Moody's affirms CTBC Financial's ratings; outlook negative

 The document has been translated in other languages

09 Aug 2013

Hong Kong, August 09, 2013 -- Moody's Investors Service has affirmed the long-term foreign currency A3 issuer rating of CTBC Financial Holding Co., Ltd. (CTBC FHC) while revised its rating outlook to negative from stable.

Moody's also has affirmed the ratings of CTBC Bank Co., Ltd. and Chinatrust Commercial Bank, Hong Kong Branch with a stable outlook.

The rating action follows a recent acquisition by CTBC FHC and also considers broader trends in the company's overall credit profile.

RATINGS RATIONALE

CTBC FHC

On 31 July 2013, CTBC FHC said that its Board of Directors had approved the acquisition of 100% of the Taiwan branch of Manulife (International) Limited (Manulife Taiwan, unrated) for TWD724 million (about $24.2 million) in cash. Manulife Taiwan will be consolidated with CTBC Life Insurance Co., Ltd. (unrated), which was formerly the Taiwanese subsidiary of MetLife Inc. (A3 negative) and acquired by CTBC FHC in November 2011.

While the deal is subject to regulatory approvals, CTBC FHC expects to complete the transaction in November 2013.

"CTBC FHC's rating was affirmed because the acquisition will account for only 0.41% of the firm's equity as of March 2013 and is still mainly dependent on the performance of CTBC Bank, which maintains its bank-centric status. In addition, CTBC FHC's double leverage is likely to remain at a healthy level after the acquisition," says Ginger Kao, a Moody's Analyst.

"The negative rating outlook, however, reflects our concerns that CTBC FHC's growth ambitions could increase the group's risk profile over time. More specifically, the growth focus could be on the non-banking business, where we believe financial strength is likely to be weaker and government support is less certain," she adds.

CTBC FHC's non-banking business, mainly in life insurance and securities, represented 9% of the group's total consolidated assets in 1Q 2013, increased from 8% in 2012 and 6% in 2011. Moody's would view growth of CTBC FHC's non-banking assets to over 10% of group assets to materially start altering the risk profile of the group.

In the past two years, CTBC FHC has been seeking expansion through acquisitions to better compete with its Taiwanese peers, particularly in terms of supplementing the life insurance and asset management arms to the group.
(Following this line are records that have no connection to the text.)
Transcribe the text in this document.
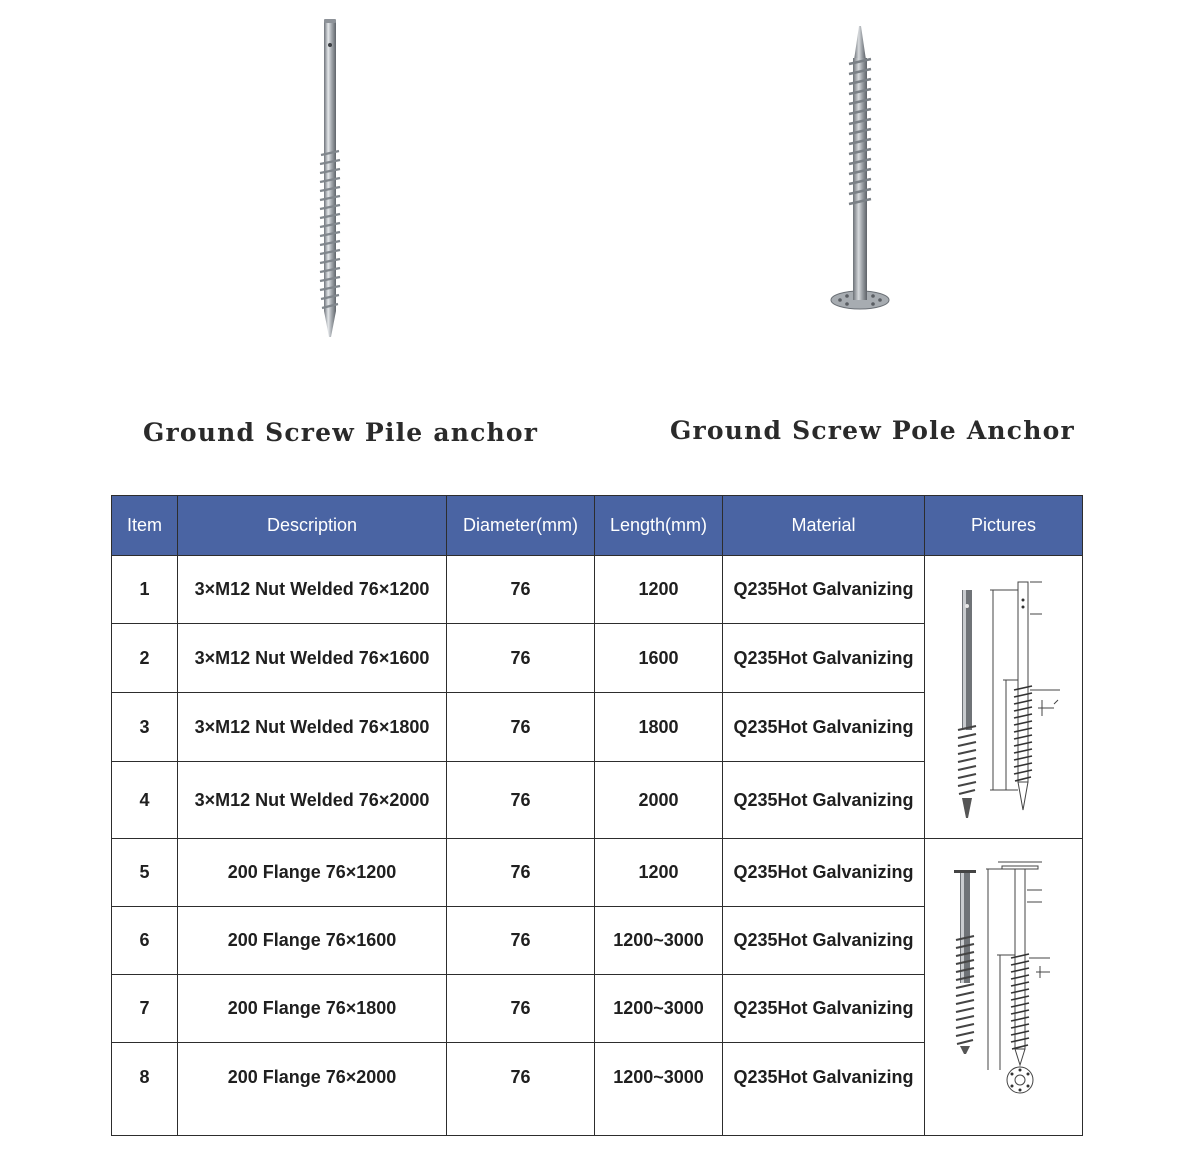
Ground Screw Pile anchor	Ground Screw Pole Anchor
Item	Description	Diameter(mm)	Length(mm)	Material	Pictures
1	3×M12 Nut Welded 76×1200	76	1200	Q235Hot Galvanizing	
2	3×M12 Nut Welded 76×1600	76	1600	Q235Hot Galvanizing	
3	3×M12 Nut Welded 76×1800	76	1800	Q235Hot Galvanizing	
4	3×M12 Nut Welded 76×2000	76	2000	Q235Hot Galvanizing	
5	200 Flange 76×1200	76	1200	Q235Hot Galvanizing	
6	200 Flange 76×1600	76	1200~3000	Q235Hot Galvanizing	
7	200 Flange 76×1800	76	1200~3000	Q235Hot Galvanizing	
8	200 Flange 76×2000	76	1200~3000	Q235Hot Galvanizing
While there are benefits in the form of business diversification and cross-selling opportunities for CTBC FHC, additional capital would likely be necessary over time to support business growth at these subsidiaries.

Due to the highly competitive market in Taiwan and the group's growth ambitions, an upgrade of CTBC FHC's rating is unlikely in the near term, as highlighted by the negative rating outlook.

CTBC FHC's rating could be downgraded if: (1) CTBC Bank's ratings are downgraded; (2) the double leverage ratio at the holding company increases to over 120% owing to debt-funded acquisitions; and/or (3) the assets of, or earnings contribution from, its non-banking business increases to more than 10% of the group's assets or earnings.

In terms of the acquisition target, Manulife Taiwan's risk-based capital ratio went down to the 250%-300% disclosure band in 2012 from over 300% in 2011, because of a robust growth of 45% in premiums.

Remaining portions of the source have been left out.